🤖 AI Summary
To address the challenge of simultaneously achieving high accuracy, low latency, and strong privacy in large language model (LLM) inference services, this paper proposes HAT—a novel hierarchical architecture for split inference. HAT introduces a “Hat-shaped” model partitioning scheme, decoupling the LLM into a lightweight on-device small language model (SLM)—comprising input and output submodels—and a cloud-resident backbone decoder. It enables efficient inference via hidden-state-level collaboration and speculative decoding. We further design a hidden-state exchange–based device-cloud coordination mechanism and a dynamic chunked long-prompt scheduling strategy, ensuring end-to-end data privacy (i.e., no raw user data leaves the device) while optimizing computational and communication efficiency. Experiments on a testbed comprising 30 Jetson edge devices and an 8×A6000 GPU server demonstrate that HAT reduces time-to-first-token (TTFT) by 41%–54% and time-per-token (TPT) by 41%–77%, significantly outperforming baseline split-inference approaches.
📝 Abstract
Recent advancements in large language models (LLMs) have catalyzed a substantial surge in demand for LLM services. While traditional cloud-based LLM services satisfy high-accuracy requirements, they fall short in meeting critical demands for low delay and enhanced privacy. To address these limitations, we propose HAT, a novel device-cloud collaborative inference framework that leverages the complementary strengths of U-shaped inference and speculative decoding. HAT partitions the LLM into three submodels, and the input and output submodels, stacked with a lightweight adapter network, are deployed as a small language model (SLM) on each end device. Meanwhile, the middle submodel, encompassing the majority of the LLM's decoder layers, is hosted in the cloud to perform speculative decoding with on-device SLMs.
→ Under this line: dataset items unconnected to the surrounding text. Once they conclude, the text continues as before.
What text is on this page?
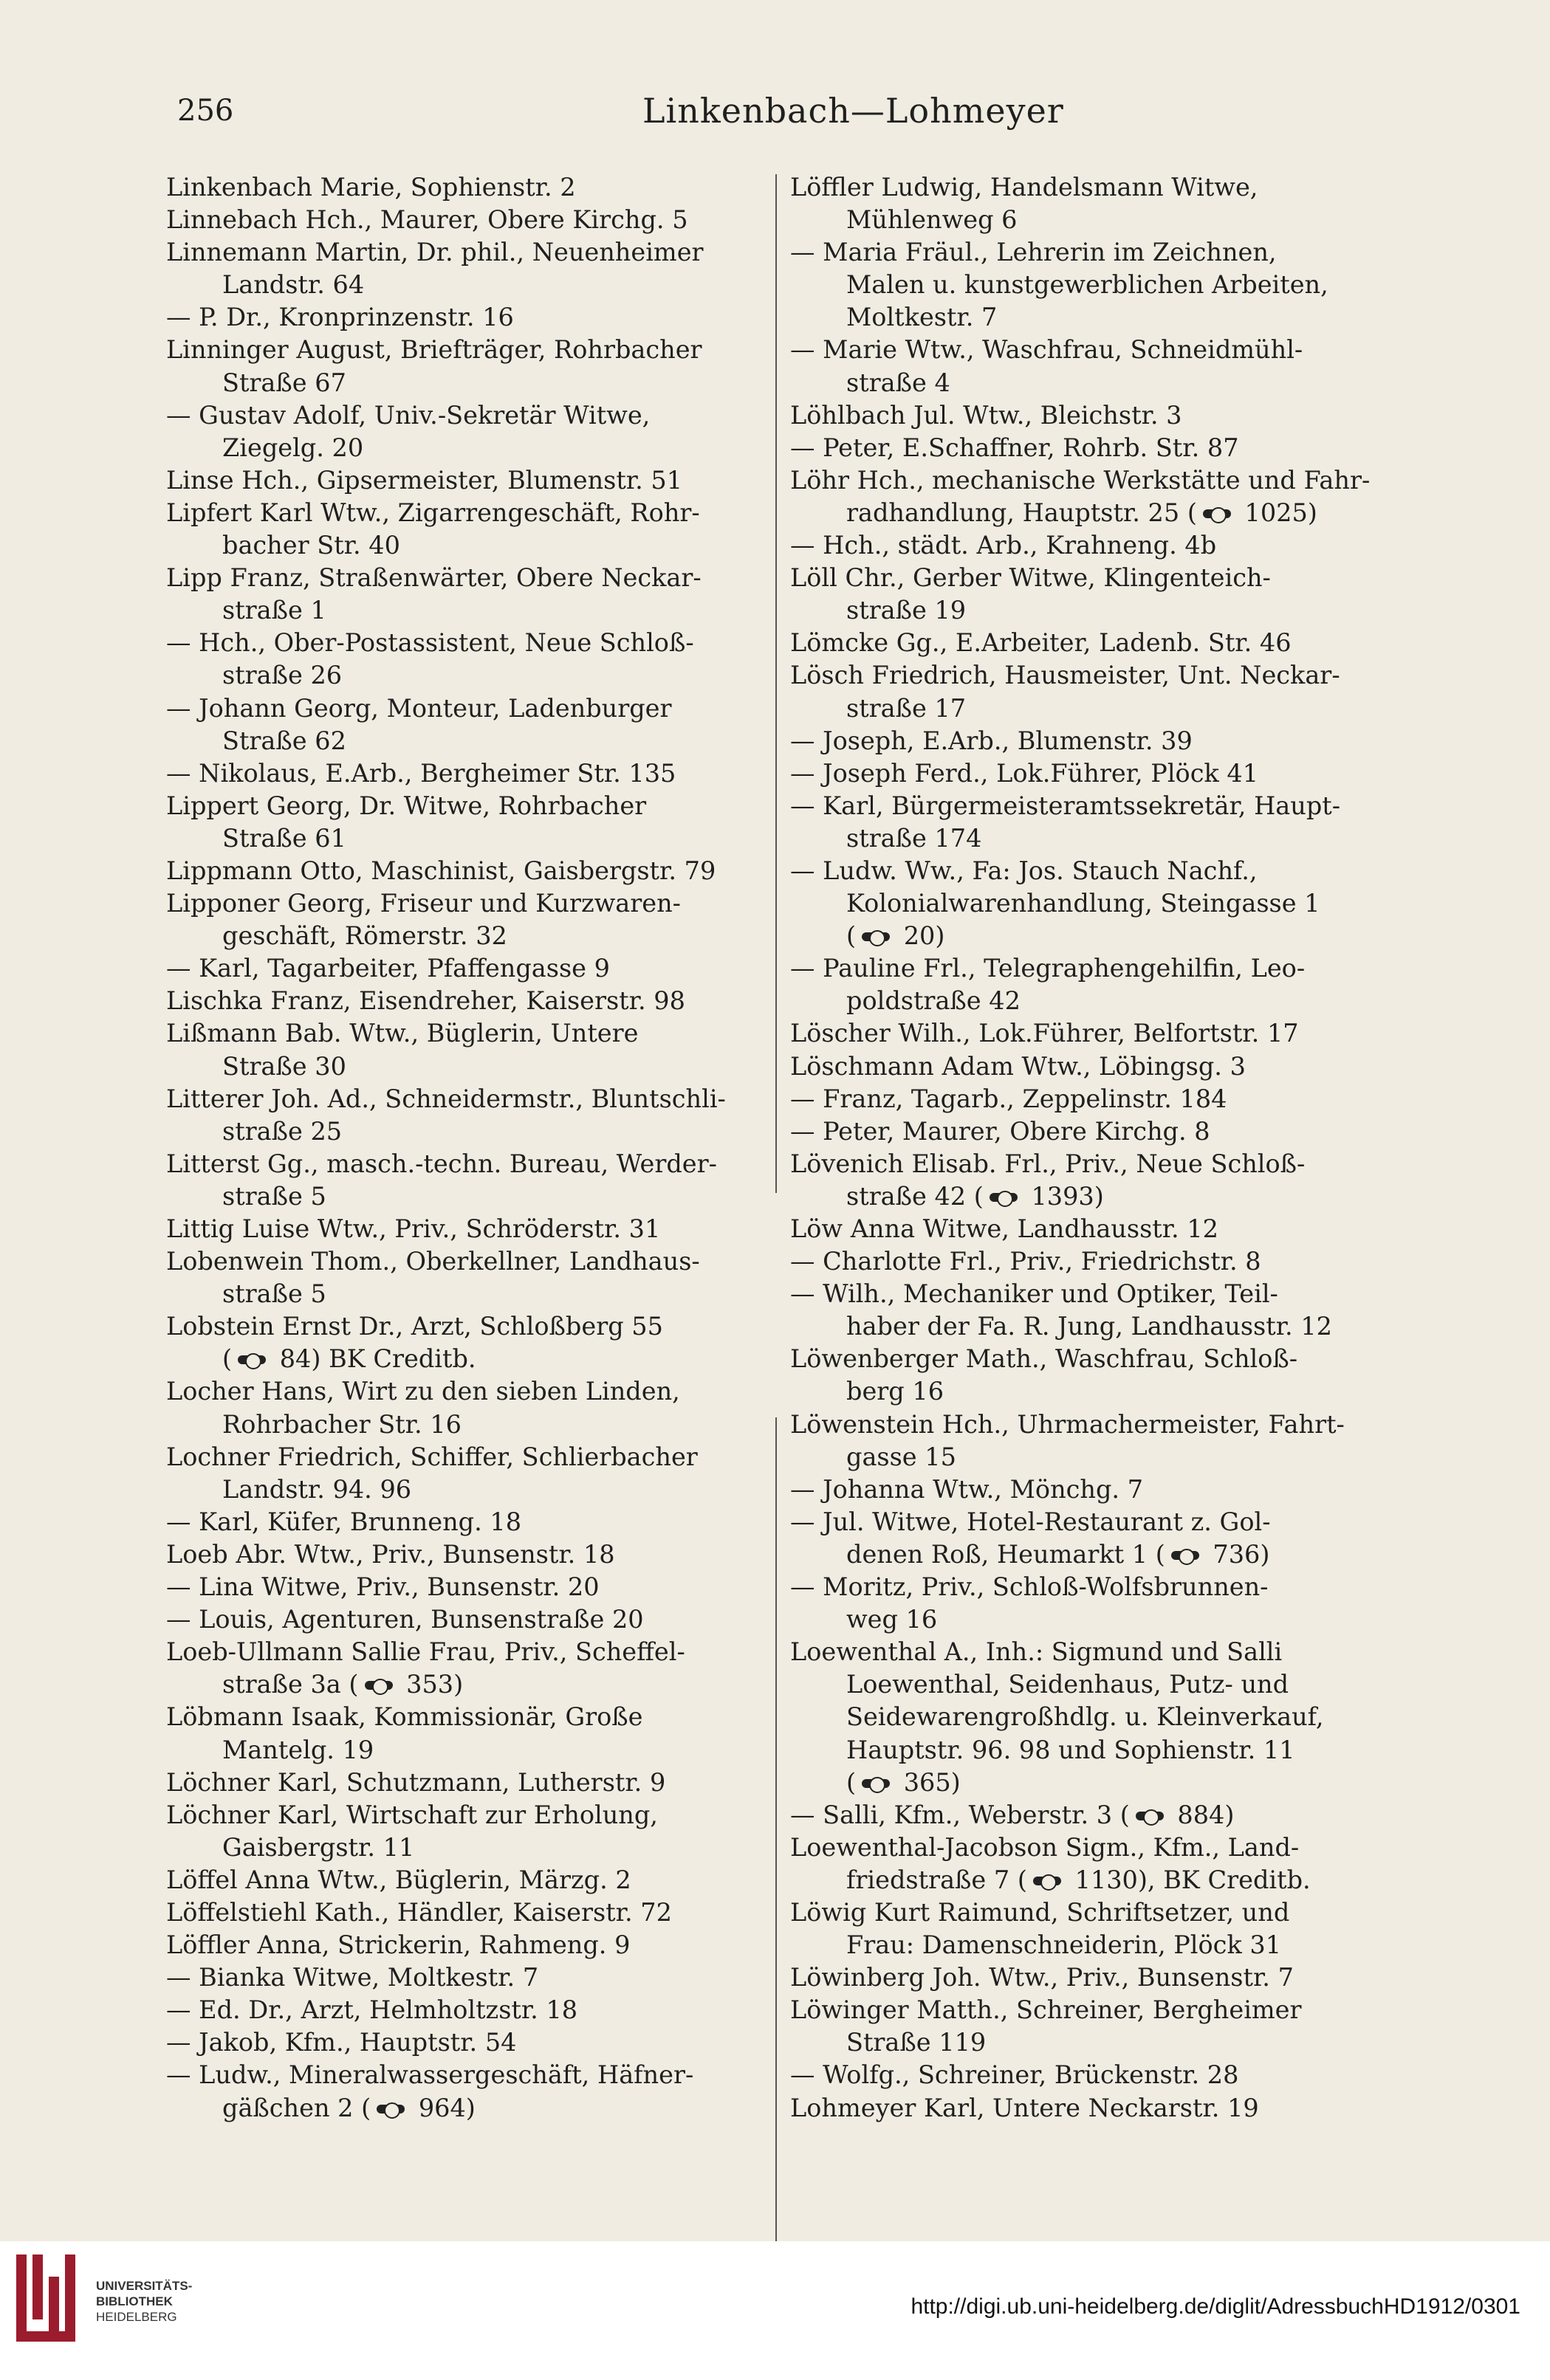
256	Linkenbach—Lohmeyer
Linkenbach Marie, Sophienstr. 2
Linnebach Hch., Maurer, Obere Kirchg. 5
Linnemann Martin, Dr. phil., Neuenheimer
Landstr. 64
— P. Dr., Kronprinzenstr. 16
Linninger August, Briefträger, Rohrbacher
Straße 67
— Gustav Adolf, Univ.-Sekretär Witwe,
Ziegelg. 20
Linse Hch., Gipsermeister, Blumenstr. 51
Lipfert Karl Wtw., Zigarrengeschäft, Rohr-
bacher Str. 40
Lipp Franz, Straßenwärter, Obere Neckar-
straße 1
— Hch., Ober-Postassistent, Neue Schloß-
straße 26
— Johann Georg, Monteur, Ladenburger
Straße 62
— Nikolaus, E.Arb., Bergheimer Str. 135
Lippert Georg, Dr. Witwe, Rohrbacher
Straße 61
Lippmann Otto, Maschinist, Gaisbergstr. 79
Lipponer Georg, Friseur und Kurzwaren-
geschäft, Römerstr. 32
— Karl, Tagarbeiter, Pfaffengasse 9
Lischka Franz, Eisendreher, Kaiserstr. 98
Lißmann Bab. Wtw., Büglerin, Untere
Straße 30
Litterer Joh. Ad., Schneidermstr., Bluntschli-
straße 25
Litterst Gg., masch.-techn. Bureau, Werder-
straße 5
Littig Luise Wtw., Priv., Schröderstr. 31
Lobenwein Thom., Oberkellner, Landhaus-
straße 5
Lobstein Ernst Dr., Arzt, Schloßberg 55
( 84) BK Creditb.
Locher Hans, Wirt zu den sieben Linden,
Rohrbacher Str. 16
Lochner Friedrich, Schiffer, Schlierbacher
Landstr. 94. 96
— Karl, Küfer, Brunneng. 18
Loeb Abr. Wtw., Priv., Bunsenstr. 18
— Lina Witwe, Priv., Bunsenstr. 20
— Louis, Agenturen, Bunsenstraße 20
Loeb-Ullmann Sallie Frau, Priv., Scheffel-
straße 3a ( 353)
Löbmann Isaak, Kommissionär, Große
Mantelg. 19
Löchner Karl, Schutzmann, Lutherstr. 9
Löchner Karl, Wirtschaft zur Erholung,
Gaisbergstr. 11
Löffel Anna Wtw., Büglerin, Märzg. 2
Löffelstiehl Kath., Händler, Kaiserstr. 72
Löffler Anna, Strickerin, Rahmeng. 9
— Bianka Witwe, Moltkestr. 7
— Ed. Dr., Arzt, Helmholtzstr. 18
— Jakob, Kfm., Hauptstr. 54
— Ludw., Mineralwassergeschäft, Häfner-
gäßchen 2 ( 964)
Löffler Ludwig, Handelsmann Witwe,
Mühlenweg 6
— Maria Fräul., Lehrerin im Zeichnen,
Malen u. kunstgewerblichen Arbeiten,
Moltkestr. 7
— Marie Wtw., Waschfrau, Schneidmühl-
straße 4
Löhlbach Jul. Wtw., Bleichstr. 3
— Peter, E.Schaffner, Rohrb. Str. 87
Löhr Hch., mechanische Werkstätte und Fahr-
radhandlung, Hauptstr. 25 ( 1025)
— Hch., städt. Arb., Krahneng. 4b
Löll Chr., Gerber Witwe, Klingenteich-
straße 19
Lömcke Gg., E.Arbeiter, Ladenb. Str. 46
Lösch Friedrich, Hausmeister, Unt. Neckar-
straße 17
— Joseph, E.Arb., Blumenstr. 39
— Joseph Ferd., Lok.Führer, Plöck 41
— Karl, Bürgermeisteramtssekretär, Haupt-
straße 174
— Ludw. Ww., Fa: Jos. Stauch Nachf.,
Kolonialwarenhandlung, Steingasse 1
( 20)
— Pauline Frl., Telegraphengehilfin, Leo-
poldstraße 42
Löscher Wilh., Lok.Führer, Belfortstr. 17
Löschmann Adam Wtw., Löbingsg. 3
— Franz, Tagarb., Zeppelinstr. 184
— Peter, Maurer, Obere Kirchg. 8
Lövenich Elisab. Frl., Priv., Neue Schloß-
straße 42 ( 1393)
Löw Anna Witwe, Landhausstr. 12
— Charlotte Frl., Priv., Friedrichstr. 8
— Wilh., Mechaniker und Optiker, Teil-
haber der Fa. R. Jung, Landhausstr. 12
Löwenberger Math., Waschfrau, Schloß-
berg 16
Löwenstein Hch., Uhrmachermeister, Fahrt-
gasse 15
— Johanna Wtw., Mönchg. 7
— Jul. Witwe, Hotel-Restaurant z. Gol-
denen Roß, Heumarkt 1 ( 736)
— Moritz, Priv., Schloß-Wolfsbrunnen-
weg 16
Loewenthal A., Inh.: Sigmund und Salli
Loewenthal, Seidenhaus, Putz- und
Seidewarengroßhdlg. u. Kleinverkauf,
Hauptstr. 96. 98 und Sophienstr. 11
( 365)
— Salli, Kfm., Weberstr. 3 ( 884)
Loewenthal-Jacobson Sigm., Kfm., Land-
friedstraße 7 ( 1130), BK Creditb.
Löwig Kurt Raimund, Schriftsetzer, und
Frau: Damenschneiderin, Plöck 31
Löwinberg Joh. Wtw., Priv., Bunsenstr. 7
Löwinger Matth., Schreiner, Bergheimer
Straße 119
— Wolfg., Schreiner, Brückenstr. 28
Lohmeyer Karl, Untere Neckarstr. 19
UNIVERSITÄTS-
BIBLIOTHEK
HEIDELBERG	http://digi.ub.uni-heidelberg.de/diglit/AdressbuchHD1912/0301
During inference, HAT exchanges hidden states (rather than raw tokens) of input or draft tokens between devices and the cloud, thereby incurring substantial communication delays. Besides, processing hidden states of long prompts will exacerbate computation delays in the cloud, further compromising inference efficiency. To improve efficiency, we introduce a prompt chunking mechanism that segments long prompts into shorter chunks, enabling parallel transmission and processing. Furthermore, HAT is implemented to dynamically determine optimal chunk sizes for devices handling long prompts, thereby improving overall inference speed. Extensive experiments are conducted on a physical testbed comprising 30 NVIDIA Jetson devices and a server with 8 NVIDIA A6000 GPUs. Experimental results demonstrate that HAT achieves promising performance improvements, reducing TTFT by 41% to 54% and TBT by 41% to 77% compared to the baselines.